I finally found a biomechanical explanation of shin splints that makes sense. I have a medical mind. Explain how something happens and I can handle it. Here is Cool Runnings’ explanation of Lower leg pain
. Basically, the calves are too tight so they need to be stretched. At the same time strengthen the front of the leg with exercises they describe. If this fixes me I’m going to be very annoyed at all the doctors who never said there were things I could do.

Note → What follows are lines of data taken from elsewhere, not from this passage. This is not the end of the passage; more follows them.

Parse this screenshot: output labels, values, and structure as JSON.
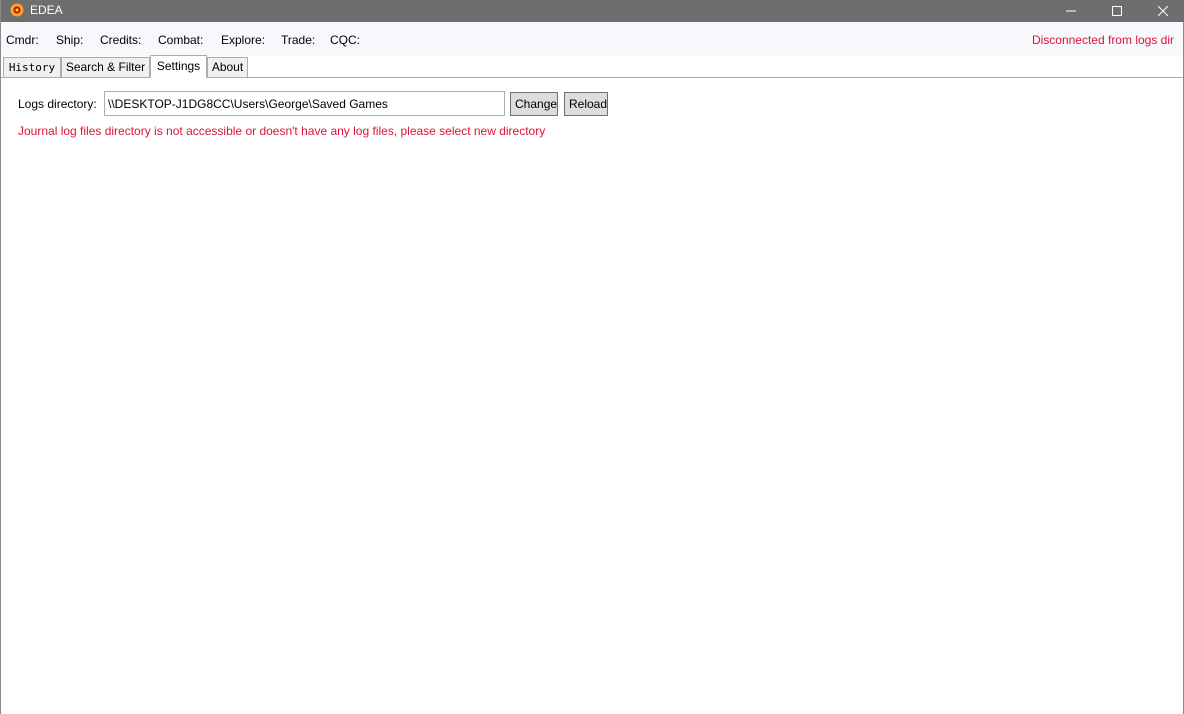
{
  "window": {
    "title": "EDEA",
    "controls": {
      "minimize": "minimize-icon",
      "maximize": "maximize-icon",
      "close": "close-icon"
    }
  },
  "stats": {
    "cmdr": "Cmdr:",
    "ship": "Ship:",
    "credits": "Credits:",
    "combat": "Combat:",
    "explore": "Explore:",
    "trade": "Trade:",
    "cqc": "CQC:"
  },
  "status": {
    "text": "Disconnected from logs dir",
    "color": "#dc143c"
  },
  "tabs": [
    {
      "label": "History"
    },
    {
      "label": "Search & Filter"
    },
    {
      "label": "Settings",
      "active": true
    },
    {
      "label": "About"
    }
  ],
  "settings": {
    "logs_label": "Logs directory:",
    "logs_value": "\\\\DESKTOP-J1DG8CC\\Users\\George\\Saved Games",
    "change_label": "Change",
    "reload_label": "Reload",
    "error_message": "Journal log files directory is not accessible or doesn't have any log files, please select new directory"
  },
  "colors": {
    "titlebar": "#6e6e6e",
    "error": "#dc143c",
    "button_bg": "#dddddd"
  }
}
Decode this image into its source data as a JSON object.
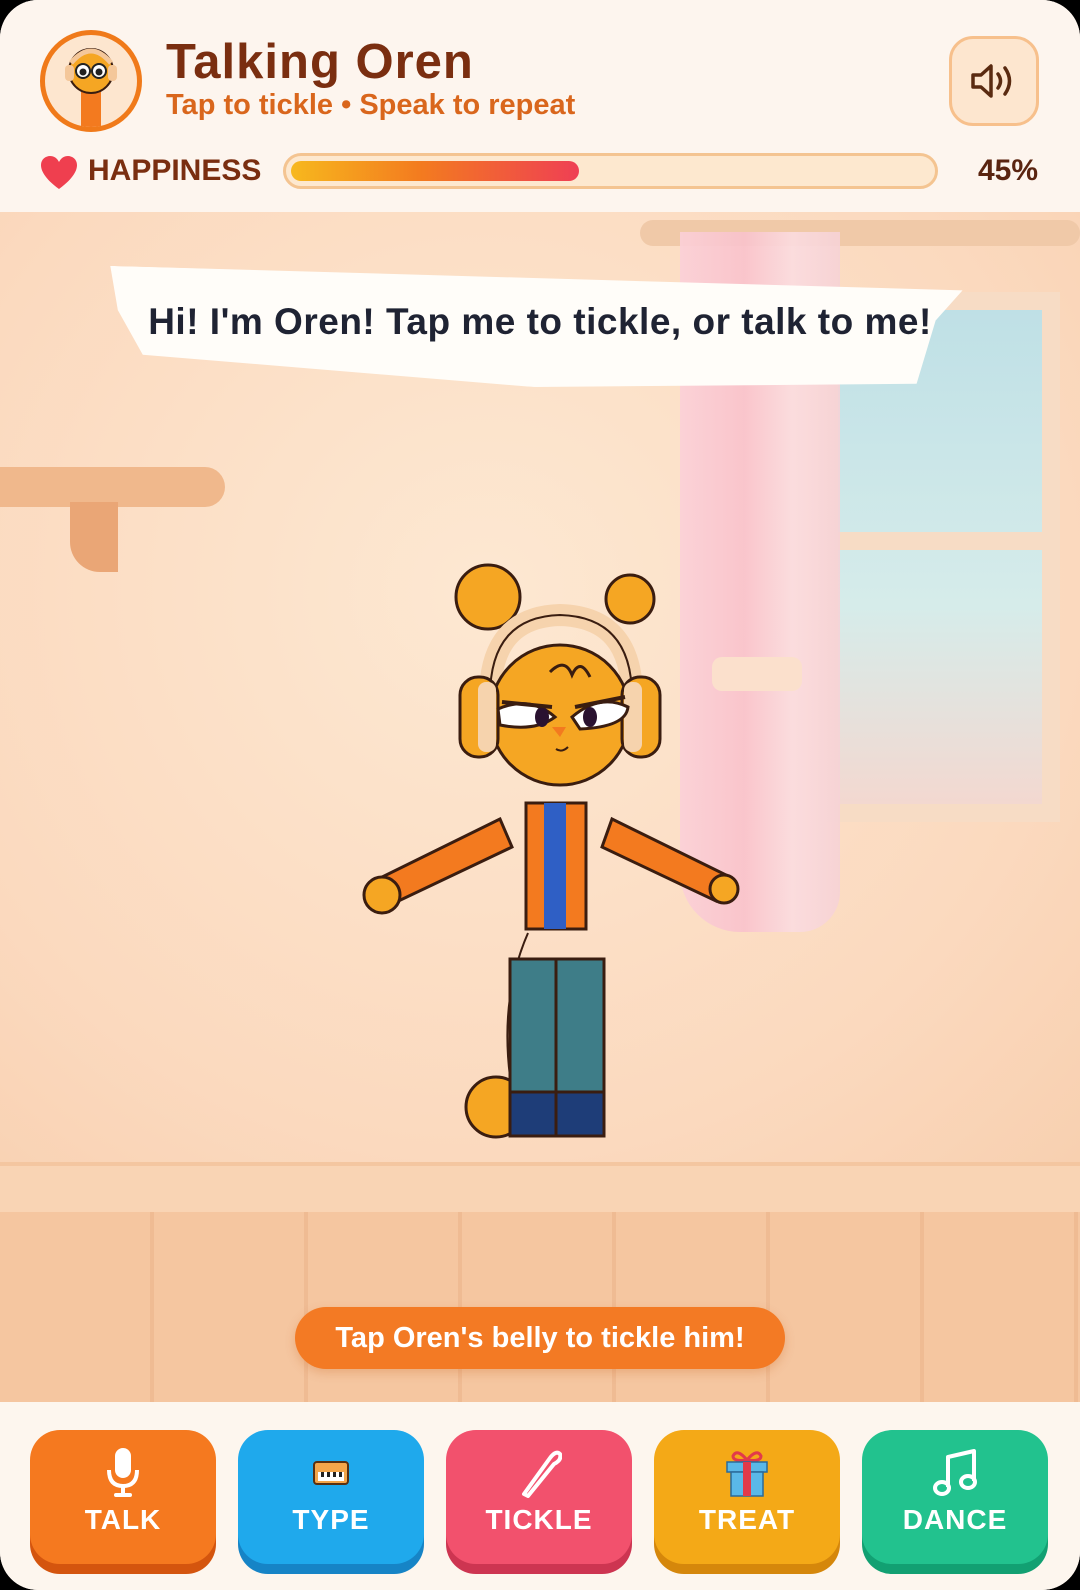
{
  "header": {
    "title": "Talking Oren",
    "subtitle": "Tap to tickle • Speak to repeat",
    "sound_icon": "speaker-volume-icon"
  },
  "happiness": {
    "label": "HAPPINESS",
    "value_percent": 45,
    "display": "45%",
    "icon": "heart-icon"
  },
  "scene": {
    "speech": "Hi! I'm Oren! Tap me to tickle, or talk to me!",
    "hint": "Tap Oren's belly to tickle him!"
  },
  "actions": [
    {
      "label": "TALK",
      "icon": "microphone-icon",
      "color": "#f5791f"
    },
    {
      "label": "TYPE",
      "icon": "keyboard-icon",
      "color": "#1fa9ec"
    },
    {
      "label": "TICKLE",
      "icon": "feather-icon",
      "color": "#f2516d"
    },
    {
      "label": "TREAT",
      "icon": "gift-icon",
      "color": "#f4a917"
    },
    {
      "label": "DANCE",
      "icon": "music-note-icon",
      "color": "#22c28e"
    }
  ],
  "colors": {
    "brand": "#f07a1a",
    "title": "#7a2e10",
    "background": "#fdf6ee"
  }
}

I’ve been stretching and doing exercises for several days. This morning I did workout one of the
Couch to 5K program. It is a nine week program to gradually get you in shape to run a 5K (3.1 miles). You work out three times a week. For week one you warmup with a brisk walk for five minutes then jog for 60 seconds and walk for 90 seconds. Repeat for 20 minutes.
I did my jogging today super slow. I was concentrating on lengthening my calves (thank you yoga) and not pounding into the ground. I was probably going slower when I jogged than when I walked. But I feel fine. No shooting pain through my shins while I ran at all.
I had a horrible time keeping track of what repeat I was on. I can’t promise I did 8 sets of run then walk. I couldn’t even remember exactly when I started to see if I did 20 minutes. I need a stopwatch or a more focused brain.
Cardio-wise I wasn’t huffing and puffing probably due to the slow speed. But once I quit and was walking to cool down I started sweating heavily. I also run at a park where you have to climb a long hill back to your car and that wasn’t easy today.
I’ll be doing the program by time instead of distance since I’m on trails and not a track. Both options are in the program. At the end I should be running for 20 minutes. Will that be 5K? Probably not. A 20 minute 5K is a respectable race time for a person my age. Not going to happen. But right now I can’t even imagine running that far even if monsters were chasing me so anything will be an improvement.
The nine week program will be over on September 10. Hopefully this will make me prettier on the beach on vacation in October!